Here’s a small sampling of what she showed me: Jaqua brand body products with names like “chai spice latte” and “lemon meringue,” comfy-looking throws, flowering tea, leather journals, jewelry and vanilla cake batter-scented cologne.

An expedition
After my visit at Rhapsody, I walked a short way to Expeditions at 228 Main St., the former location of Zappos shoe store. (In fact, as I spoke with owner Kathy Lane, someone came by trying to return a pair of shoes—oops.)

Lane said that since Expeditions left Chico Mall a couple of years ago, she’s been on the lookout for the perfect location to combine retail sales of travel goods with her travel agency, which she had been operating out of a couple of sites in the meantime.
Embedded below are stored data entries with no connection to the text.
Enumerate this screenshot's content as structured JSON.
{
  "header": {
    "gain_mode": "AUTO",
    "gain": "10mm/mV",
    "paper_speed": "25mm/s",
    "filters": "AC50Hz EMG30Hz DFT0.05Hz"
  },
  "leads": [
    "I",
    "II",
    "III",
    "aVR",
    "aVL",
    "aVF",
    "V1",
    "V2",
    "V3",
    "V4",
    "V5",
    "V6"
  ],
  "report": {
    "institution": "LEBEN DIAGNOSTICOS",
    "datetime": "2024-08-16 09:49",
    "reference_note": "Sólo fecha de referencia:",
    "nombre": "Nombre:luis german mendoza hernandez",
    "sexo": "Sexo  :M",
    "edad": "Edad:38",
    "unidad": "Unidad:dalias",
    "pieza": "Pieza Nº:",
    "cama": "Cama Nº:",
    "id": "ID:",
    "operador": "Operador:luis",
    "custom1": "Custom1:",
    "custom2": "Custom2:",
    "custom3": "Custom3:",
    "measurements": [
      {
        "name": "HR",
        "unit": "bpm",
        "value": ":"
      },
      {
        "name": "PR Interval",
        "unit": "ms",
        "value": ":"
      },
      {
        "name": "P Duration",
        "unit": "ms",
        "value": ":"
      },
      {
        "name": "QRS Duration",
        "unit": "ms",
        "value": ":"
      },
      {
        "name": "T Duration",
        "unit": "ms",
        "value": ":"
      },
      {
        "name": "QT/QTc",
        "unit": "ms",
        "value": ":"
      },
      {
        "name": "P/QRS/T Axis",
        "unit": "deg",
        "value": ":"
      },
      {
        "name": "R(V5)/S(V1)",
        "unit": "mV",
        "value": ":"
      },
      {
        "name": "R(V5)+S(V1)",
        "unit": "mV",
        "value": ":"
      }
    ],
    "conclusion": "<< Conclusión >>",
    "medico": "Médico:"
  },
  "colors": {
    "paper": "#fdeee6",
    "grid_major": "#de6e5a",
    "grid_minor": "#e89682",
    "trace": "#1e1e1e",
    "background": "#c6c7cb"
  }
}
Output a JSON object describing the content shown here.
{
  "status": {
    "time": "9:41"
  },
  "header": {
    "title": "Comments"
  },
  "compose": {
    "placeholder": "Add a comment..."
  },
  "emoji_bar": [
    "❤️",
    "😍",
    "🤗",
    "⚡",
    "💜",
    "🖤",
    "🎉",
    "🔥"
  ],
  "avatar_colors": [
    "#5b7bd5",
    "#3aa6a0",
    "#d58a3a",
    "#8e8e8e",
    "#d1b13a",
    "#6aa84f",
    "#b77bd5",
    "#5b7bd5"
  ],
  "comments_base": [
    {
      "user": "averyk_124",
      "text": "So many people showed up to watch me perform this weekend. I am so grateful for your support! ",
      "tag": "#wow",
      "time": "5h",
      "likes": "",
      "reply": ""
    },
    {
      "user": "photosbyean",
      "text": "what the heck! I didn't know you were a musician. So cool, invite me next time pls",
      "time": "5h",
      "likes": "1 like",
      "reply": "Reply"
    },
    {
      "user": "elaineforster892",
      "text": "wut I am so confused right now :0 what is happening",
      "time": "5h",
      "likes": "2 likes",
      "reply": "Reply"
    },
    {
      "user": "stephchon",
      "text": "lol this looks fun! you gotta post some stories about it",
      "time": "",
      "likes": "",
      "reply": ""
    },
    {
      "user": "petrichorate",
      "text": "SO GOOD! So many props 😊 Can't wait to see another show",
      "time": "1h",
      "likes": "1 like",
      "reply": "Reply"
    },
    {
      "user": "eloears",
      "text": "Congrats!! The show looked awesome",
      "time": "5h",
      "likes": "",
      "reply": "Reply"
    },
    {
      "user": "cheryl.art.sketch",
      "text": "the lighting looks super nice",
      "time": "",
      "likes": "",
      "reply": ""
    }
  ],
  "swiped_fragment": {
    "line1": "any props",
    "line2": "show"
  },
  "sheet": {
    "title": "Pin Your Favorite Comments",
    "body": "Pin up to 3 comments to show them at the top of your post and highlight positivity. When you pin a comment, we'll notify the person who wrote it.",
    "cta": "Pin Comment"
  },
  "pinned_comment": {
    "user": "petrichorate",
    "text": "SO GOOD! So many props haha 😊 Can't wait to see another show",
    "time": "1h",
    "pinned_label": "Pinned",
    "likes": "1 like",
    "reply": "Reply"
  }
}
“We were always interested in the downtown,” said Lane, who works closely with local travel gear-makers Kiva. Expeditions has been steadily bringing in merchandise since it reopened in late October.

“We complement our [travel agency] service by offering travel goods to our passengers,” Lane explained. “My goal is to be a travel preparedness center. Not only is your trip planned but you’ve got things that address your security, comfort and organization. That takes a lot of the stress off.”

The real best?

Photo by Tom Angel

You go, Dog
Crazy Dog proprietor John Geiger has a beef with the results of the Chico News & Review “Best of” readers’ survey, which contends that Costco sells the best hot dogs.

In his crusade to, as he says, “educate the public,” Geiger (shown here with wife, Ethel, in 2001) will be setting up shop outside Best Buy on Saturday through Christmas.

On weekdays, Crazy Dog is a nitrite-filled thorn in the side of Chico State administration and the Associated Students as he stakes out a city-owned patch of sidewalk seemingly on the university campus.

“Since I am a hound for attention, I will be wearing my mustard-yellow suit,” Geiger wrote me on an “official press release” penned with Sharpie on a hot dog wrapper.